Peeking Through the Windows: Hyperparameters, Administrative Data, and Selective Windowing
Date
Authors
Journal Title
Journal ISSN
Volume Title
Publisher
Abstract
With the growth of administrative data due to increased storage and digitization, there is a need for effective ways to process and analyze this information. This study examines the time-based nature of such data and suggests that choosing the right time window size is crucial and should be adjusted like other parameters in machine learning models. Additionally, an algorithm called the Time series Analysis to Investigate Binning (TAIB) algorithm is introduced. This algorithm determines which parts of the data might benefit from being examined in different time chunks, aiming to optimize the use of time-based data in machine learning.
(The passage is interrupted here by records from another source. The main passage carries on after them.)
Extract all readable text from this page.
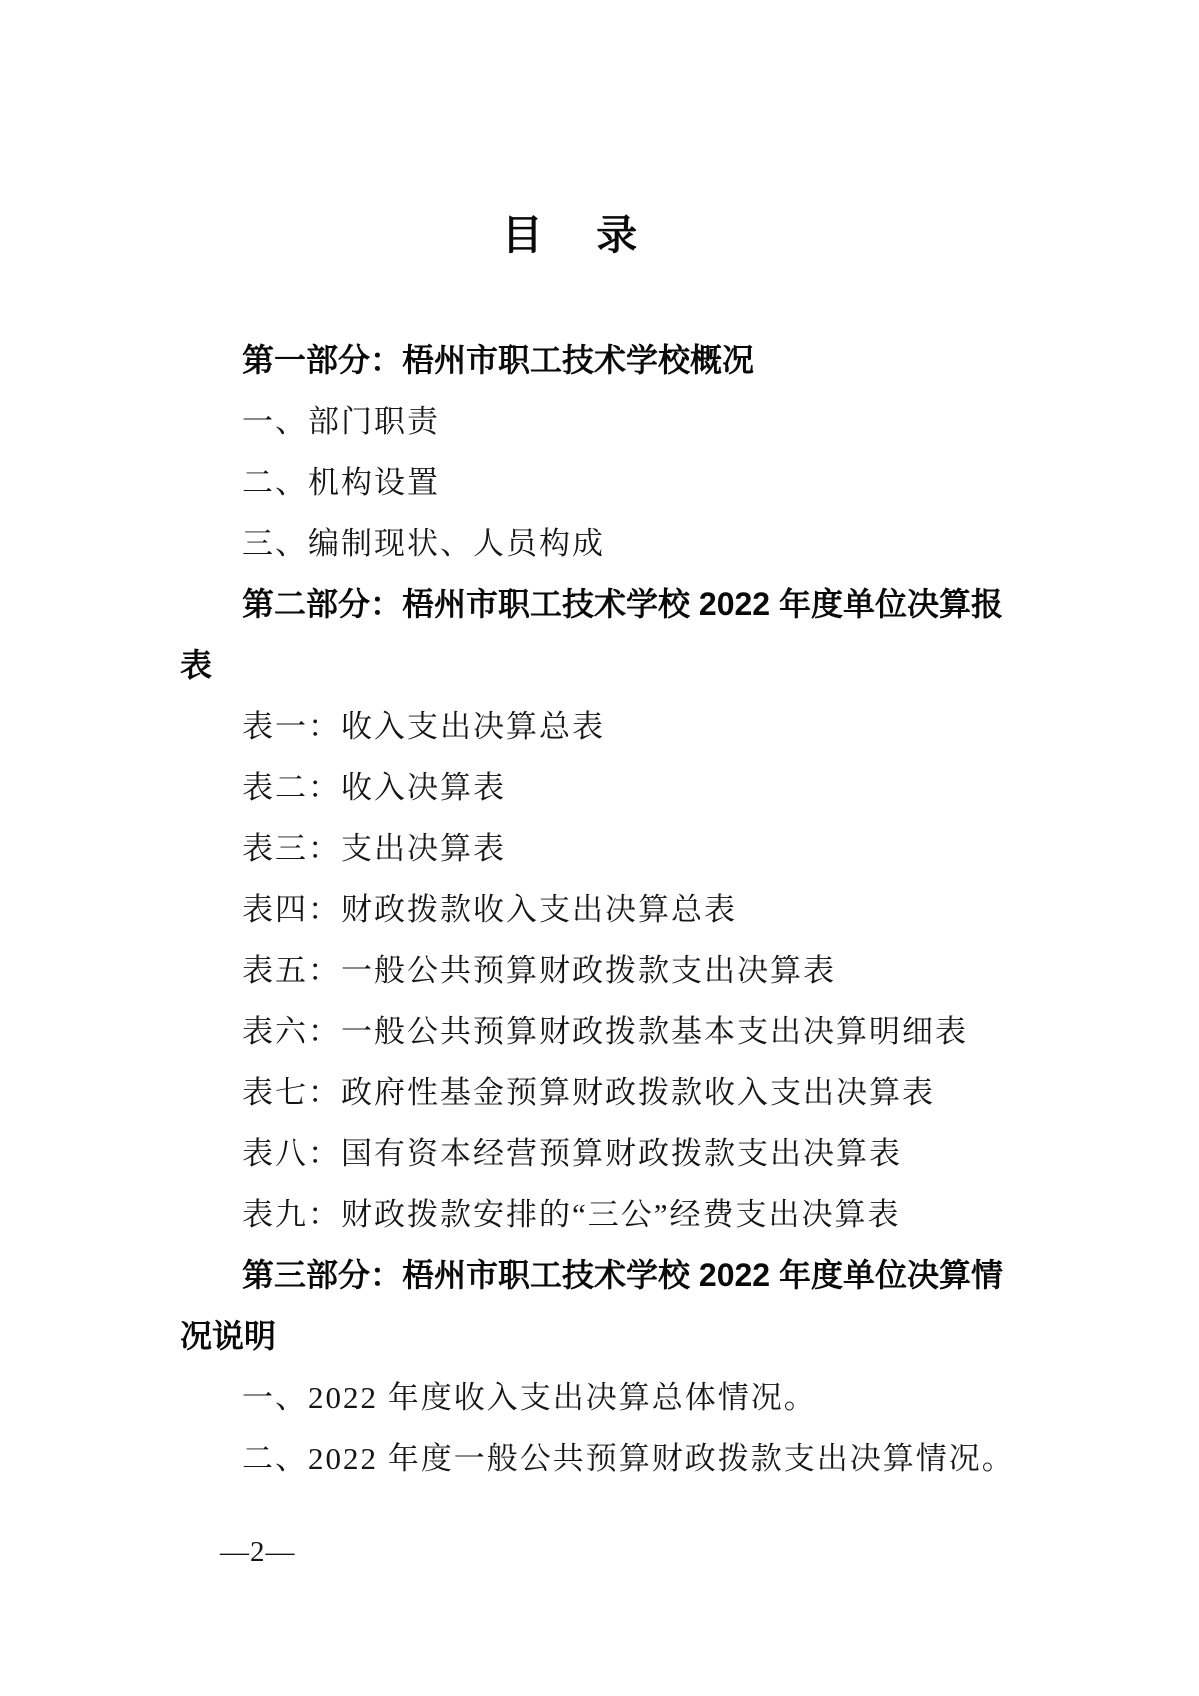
目 录
第一部分：梧州市职工技术学校概况
一、部门职责
二、机构设置
三、编制现状、人员构成
第二部分：梧州市职工技术学校 2022 年度单位决算报
表
表一：收入支出决算总表
表二：收入决算表
表三：支出决算表
表四：财政拨款收入支出决算总表
表五：一般公共预算财政拨款支出决算表
表六：一般公共预算财政拨款基本支出决算明细表
表七：政府性基金预算财政拨款收入支出决算表
表八：国有资本经营预算财政拨款支出决算表
表九：财政拨款安排的“三公”经费支出决算表
第三部分：梧州市职工技术学校 2022 年度单位决算情
况说明
一、2022 年度收入支出决算总体情况。
二、2022 年度一般公共预算财政拨款支出决算情况。
—2—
Two main datasets were utilized: one from The Calgary Drop-In and Rehab Centre (DI), covering 1991-2020, to categorize shelter users by their usage patterns; and the MIMIC III (Medical Information Mart for Intensive Care III) database, which provides details on ICU stays from 2001-2012, to predict the duration of a patient's stay. Both datasets were transformed into temporal matrices. Using the TAIB algorithm, the optimal features for time-based analysis were identified, leading to the creation of groups of feature sets for various time lengths. For testing, primary reliance was on basic implementations of several machine learning models. Preference was given to deep learning models due to their superior capability in managing vast data. Three experiments were conducted, modifying the model’s complexity, the features employed, and the type of model. The findings suggest that treating windowing as a hyperparameter improves the performance of machine learning models. Moreover, employing feature matrices offers an efficient alternative to using timesteps in environments constrained by system resources, simplifying the process of handling time-based data.